Confidence scoring: each triple receives a confidence c ∈ [0, 1]
based on syntactic well-formedness and extraction pattern reliability

The first Open IE system, TextRunner (Banko et al., 2007), used a self-supervised approach: it trained a classifier on a small set of heuristically labelled examples derived from parsed sentences and then applied the classifier to extract triples from a large web corpus. The key insight was that syntactic patterns (e.g., NP-VP-NP constructions) could be used to identify relational triples without any predefined relation schema. Subsequent systems — ReVerb, OLLIE, ClausIE, and OpenIE 5 — improved extraction quality through increasingly sophisticated syntactic analysis, handling of complex sentences, and canonicalisation of extracted relations.

Neural Open IE

Neural Open IE systems reformulate extraction as a sequence labelling or sequence generation task. The Stanford Open IE system uses natural logic and clause splitting to decompose complex sentences into shorter independent clauses before extracting triples. More recent neural approaches use encoder-decoder architectures where the encoder processes the input sentence and the decoder generates triples as structured sequences. These models can handle implicit relations and complex syntactic constructions that pattern-based approaches miss, though they may also hallucinate triples not supported by the input text.

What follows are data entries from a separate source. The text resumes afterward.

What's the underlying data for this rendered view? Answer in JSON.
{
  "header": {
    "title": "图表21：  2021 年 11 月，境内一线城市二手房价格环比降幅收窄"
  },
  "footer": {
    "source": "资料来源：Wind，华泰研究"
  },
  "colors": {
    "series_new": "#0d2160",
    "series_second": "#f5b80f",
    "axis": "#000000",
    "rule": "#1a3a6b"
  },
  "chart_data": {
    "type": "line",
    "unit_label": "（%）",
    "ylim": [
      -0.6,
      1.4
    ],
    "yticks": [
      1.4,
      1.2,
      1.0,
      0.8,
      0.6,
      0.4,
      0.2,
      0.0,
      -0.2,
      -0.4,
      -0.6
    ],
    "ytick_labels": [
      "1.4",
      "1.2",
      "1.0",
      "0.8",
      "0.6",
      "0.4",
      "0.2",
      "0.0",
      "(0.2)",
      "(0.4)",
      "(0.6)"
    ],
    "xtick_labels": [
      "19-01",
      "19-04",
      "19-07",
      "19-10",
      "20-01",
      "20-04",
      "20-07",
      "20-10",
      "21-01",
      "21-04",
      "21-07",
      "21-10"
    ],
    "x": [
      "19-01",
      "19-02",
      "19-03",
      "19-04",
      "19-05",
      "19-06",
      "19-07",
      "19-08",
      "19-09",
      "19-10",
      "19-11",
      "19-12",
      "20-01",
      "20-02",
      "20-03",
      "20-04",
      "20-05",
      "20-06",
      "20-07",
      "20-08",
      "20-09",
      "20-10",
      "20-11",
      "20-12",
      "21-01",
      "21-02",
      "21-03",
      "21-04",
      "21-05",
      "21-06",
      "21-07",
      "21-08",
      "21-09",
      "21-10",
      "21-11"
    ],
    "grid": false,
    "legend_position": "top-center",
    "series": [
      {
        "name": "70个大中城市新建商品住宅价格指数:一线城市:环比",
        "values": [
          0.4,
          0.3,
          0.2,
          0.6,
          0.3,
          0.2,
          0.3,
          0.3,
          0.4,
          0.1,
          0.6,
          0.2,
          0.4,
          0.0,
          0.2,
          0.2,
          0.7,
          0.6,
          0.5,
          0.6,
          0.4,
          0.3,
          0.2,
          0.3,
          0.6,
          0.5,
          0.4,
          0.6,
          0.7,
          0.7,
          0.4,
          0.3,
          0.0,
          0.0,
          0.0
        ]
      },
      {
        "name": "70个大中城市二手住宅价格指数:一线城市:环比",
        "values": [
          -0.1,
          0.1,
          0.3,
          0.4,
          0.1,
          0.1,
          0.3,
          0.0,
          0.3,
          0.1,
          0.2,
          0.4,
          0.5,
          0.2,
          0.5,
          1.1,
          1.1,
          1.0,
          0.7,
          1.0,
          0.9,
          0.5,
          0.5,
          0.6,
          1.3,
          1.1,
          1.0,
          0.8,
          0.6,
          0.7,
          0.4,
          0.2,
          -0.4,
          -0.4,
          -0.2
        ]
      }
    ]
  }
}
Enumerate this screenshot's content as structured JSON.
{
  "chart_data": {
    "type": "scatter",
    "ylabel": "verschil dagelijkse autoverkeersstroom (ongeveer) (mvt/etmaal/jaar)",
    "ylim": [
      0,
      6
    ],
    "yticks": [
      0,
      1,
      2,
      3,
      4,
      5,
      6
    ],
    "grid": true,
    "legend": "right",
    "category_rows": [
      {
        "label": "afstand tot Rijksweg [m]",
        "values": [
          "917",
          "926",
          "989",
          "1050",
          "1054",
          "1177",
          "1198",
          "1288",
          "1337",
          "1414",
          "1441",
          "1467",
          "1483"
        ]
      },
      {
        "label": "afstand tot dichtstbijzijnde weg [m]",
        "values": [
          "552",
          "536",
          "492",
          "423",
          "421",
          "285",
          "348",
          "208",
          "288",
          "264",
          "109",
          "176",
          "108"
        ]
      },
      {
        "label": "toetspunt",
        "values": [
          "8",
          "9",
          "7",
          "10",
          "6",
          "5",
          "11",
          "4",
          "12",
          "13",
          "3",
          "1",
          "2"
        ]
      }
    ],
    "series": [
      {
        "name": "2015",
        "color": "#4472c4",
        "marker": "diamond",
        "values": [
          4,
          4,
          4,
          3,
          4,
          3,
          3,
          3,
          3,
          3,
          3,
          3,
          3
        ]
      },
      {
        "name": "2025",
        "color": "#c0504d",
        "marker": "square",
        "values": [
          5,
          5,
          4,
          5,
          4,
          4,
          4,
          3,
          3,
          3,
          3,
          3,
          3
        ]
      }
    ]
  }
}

Web-Scale Knowledge Acquisition

Open IE was motivated by the vision of automatically reading the entire web and extracting a comprehensive knowledge base. The TextRunner system extracted over 1 million triples from 9 million web pages; ReVerb extracted 15 million triples from 500 million web pages; and subsequent systems have scaled further. Projects such as NELL and Knowledge Vault combine Open IE with other knowledge acquisition methods to build large-scale knowledge graphs. While the precision of individual extractions remains imperfect, the sheer volume of extractions enables statistical methods to identify reliable facts.

A fundamental challenge in Open IE is the canonicalisation of extracted relations: the phrases "was born in," "hails from," "is a native of," and "comes from" may all express the same underlying relation. Clustering extracted relation phrases into canonical groups enables downstream applications to aggregate information across paraphrases. Another challenge is the extraction of n-ary relations and nested relations, which cannot be naturally expressed as binary triples. Recent work has explored richer extraction formats, including nested triples and quintuples that include temporal and spatial modifiers as additional arguments.

Related Topics

References

  1. Banko, M., Cafarella, M. J., Soderland, S., Broadhead, M., & Etzioni, O. (2007). Open information extraction from the web. Proceedings of IJCAI, 2670–2676.
  2. Fader, A., Soderland, S., & Etzioni, O. (2011). Identifying relations for open information extraction. Proceedings of EMNLP, 1535–1545.
  3. Del Corro, L., & Gemulla, R. (2013). ClausIE: Clause-based open information extraction. Proceedings of WWW, 355–366. doi:10.1145/2488388.2488420
  4. Stanovsky, G., Michael, J., Zettlemoyer, L., & Dagan, I. (2018). Supervised open information extraction. Proceedings of NAACL-HLT, 885–895.